Friday, January 29, 2010

U.S. economy likely to grow 4.6 pct

WASHINGTON : The U.S. economy likely grew at its fastest pace in nearly four years in the fourth quarter as businesses made less-aggressive cutbacks on inventories, a government report is expected to show on Friday.

A Reuters survey predicted that gross domestic product, which measures total goods and services output within U.S. borders, expanded at a 4.6 percent annual rate, up from 2.2 percent in the third quarter.

Analysts reckon the change in inventories could constitute as much as three-quarters of the GDP figure and overstate the strength of the recovery from the longest and deepest downturn since the Great Depression 70 years ago.

"We shouldn't dismiss it (GDP number), but the problem is the inventory cycle really doesn't last that long. It's not what we call self-sustaining growth," said Paul Ashworth, senior U.S. economist at Capital Economics in Toronto.

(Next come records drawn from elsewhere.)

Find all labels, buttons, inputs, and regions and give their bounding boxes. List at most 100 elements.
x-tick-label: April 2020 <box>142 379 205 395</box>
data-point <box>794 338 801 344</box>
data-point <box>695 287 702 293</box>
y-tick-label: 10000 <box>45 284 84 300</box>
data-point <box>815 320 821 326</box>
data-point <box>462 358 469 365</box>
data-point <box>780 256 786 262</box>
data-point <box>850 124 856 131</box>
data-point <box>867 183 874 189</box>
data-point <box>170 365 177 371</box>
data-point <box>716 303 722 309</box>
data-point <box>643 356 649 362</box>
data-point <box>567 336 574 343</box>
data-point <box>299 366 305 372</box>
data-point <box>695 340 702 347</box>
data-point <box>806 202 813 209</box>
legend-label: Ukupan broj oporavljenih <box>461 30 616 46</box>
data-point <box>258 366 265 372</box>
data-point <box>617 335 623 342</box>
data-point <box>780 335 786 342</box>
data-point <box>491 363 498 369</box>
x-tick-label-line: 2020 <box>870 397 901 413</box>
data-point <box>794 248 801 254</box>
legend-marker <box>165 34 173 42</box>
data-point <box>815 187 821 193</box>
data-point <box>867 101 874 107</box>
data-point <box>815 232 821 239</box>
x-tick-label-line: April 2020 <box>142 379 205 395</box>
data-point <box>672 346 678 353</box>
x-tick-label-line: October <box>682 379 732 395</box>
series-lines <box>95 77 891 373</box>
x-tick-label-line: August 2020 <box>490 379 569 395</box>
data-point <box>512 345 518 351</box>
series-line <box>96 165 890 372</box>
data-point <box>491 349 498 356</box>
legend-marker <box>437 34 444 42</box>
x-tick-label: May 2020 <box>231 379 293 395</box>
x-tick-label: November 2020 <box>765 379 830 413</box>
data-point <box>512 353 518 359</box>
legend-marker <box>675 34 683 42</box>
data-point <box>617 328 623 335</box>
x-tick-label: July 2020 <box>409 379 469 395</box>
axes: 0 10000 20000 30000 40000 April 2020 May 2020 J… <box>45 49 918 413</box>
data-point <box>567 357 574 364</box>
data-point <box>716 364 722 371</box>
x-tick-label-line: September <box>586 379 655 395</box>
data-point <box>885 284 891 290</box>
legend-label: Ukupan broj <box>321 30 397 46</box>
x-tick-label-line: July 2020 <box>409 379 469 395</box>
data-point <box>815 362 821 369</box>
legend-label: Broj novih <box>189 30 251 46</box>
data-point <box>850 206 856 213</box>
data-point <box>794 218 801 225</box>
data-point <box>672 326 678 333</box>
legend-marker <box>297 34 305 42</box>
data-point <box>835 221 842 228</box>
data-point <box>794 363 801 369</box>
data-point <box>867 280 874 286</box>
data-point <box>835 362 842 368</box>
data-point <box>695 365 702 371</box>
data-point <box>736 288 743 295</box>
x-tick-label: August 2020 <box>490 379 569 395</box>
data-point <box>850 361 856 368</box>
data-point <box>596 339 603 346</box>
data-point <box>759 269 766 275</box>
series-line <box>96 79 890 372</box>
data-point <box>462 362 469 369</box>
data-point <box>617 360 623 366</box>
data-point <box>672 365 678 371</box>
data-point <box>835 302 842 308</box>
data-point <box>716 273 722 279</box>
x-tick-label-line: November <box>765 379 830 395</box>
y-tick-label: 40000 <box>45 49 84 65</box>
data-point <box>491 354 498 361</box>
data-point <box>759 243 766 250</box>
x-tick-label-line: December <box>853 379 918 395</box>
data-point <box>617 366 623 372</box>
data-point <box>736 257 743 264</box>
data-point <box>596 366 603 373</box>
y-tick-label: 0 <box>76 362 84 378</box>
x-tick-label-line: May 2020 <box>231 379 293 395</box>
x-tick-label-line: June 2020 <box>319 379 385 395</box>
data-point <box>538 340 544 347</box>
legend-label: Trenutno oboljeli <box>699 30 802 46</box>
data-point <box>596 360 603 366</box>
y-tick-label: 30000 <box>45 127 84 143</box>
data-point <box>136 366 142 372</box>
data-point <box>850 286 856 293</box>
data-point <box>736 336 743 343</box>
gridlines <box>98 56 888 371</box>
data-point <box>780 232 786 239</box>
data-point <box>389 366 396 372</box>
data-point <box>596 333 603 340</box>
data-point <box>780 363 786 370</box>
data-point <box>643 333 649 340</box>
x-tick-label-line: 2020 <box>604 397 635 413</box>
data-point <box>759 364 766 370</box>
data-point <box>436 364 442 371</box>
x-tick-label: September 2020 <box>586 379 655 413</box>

Getting the economy on a sustainable growth track remains one of the key challenges facing President Barack Obama, who on Wednesday outlined a raft of measures to create jobs and nurture the recovery.

The pace of inventory liquidation likely slowed in the fourth quarter, and some analysts believe inventories might even have been flat. Business inventories fell $139.2 billion in the July-September period after plunging by a record $160.2 billion in the second quarter.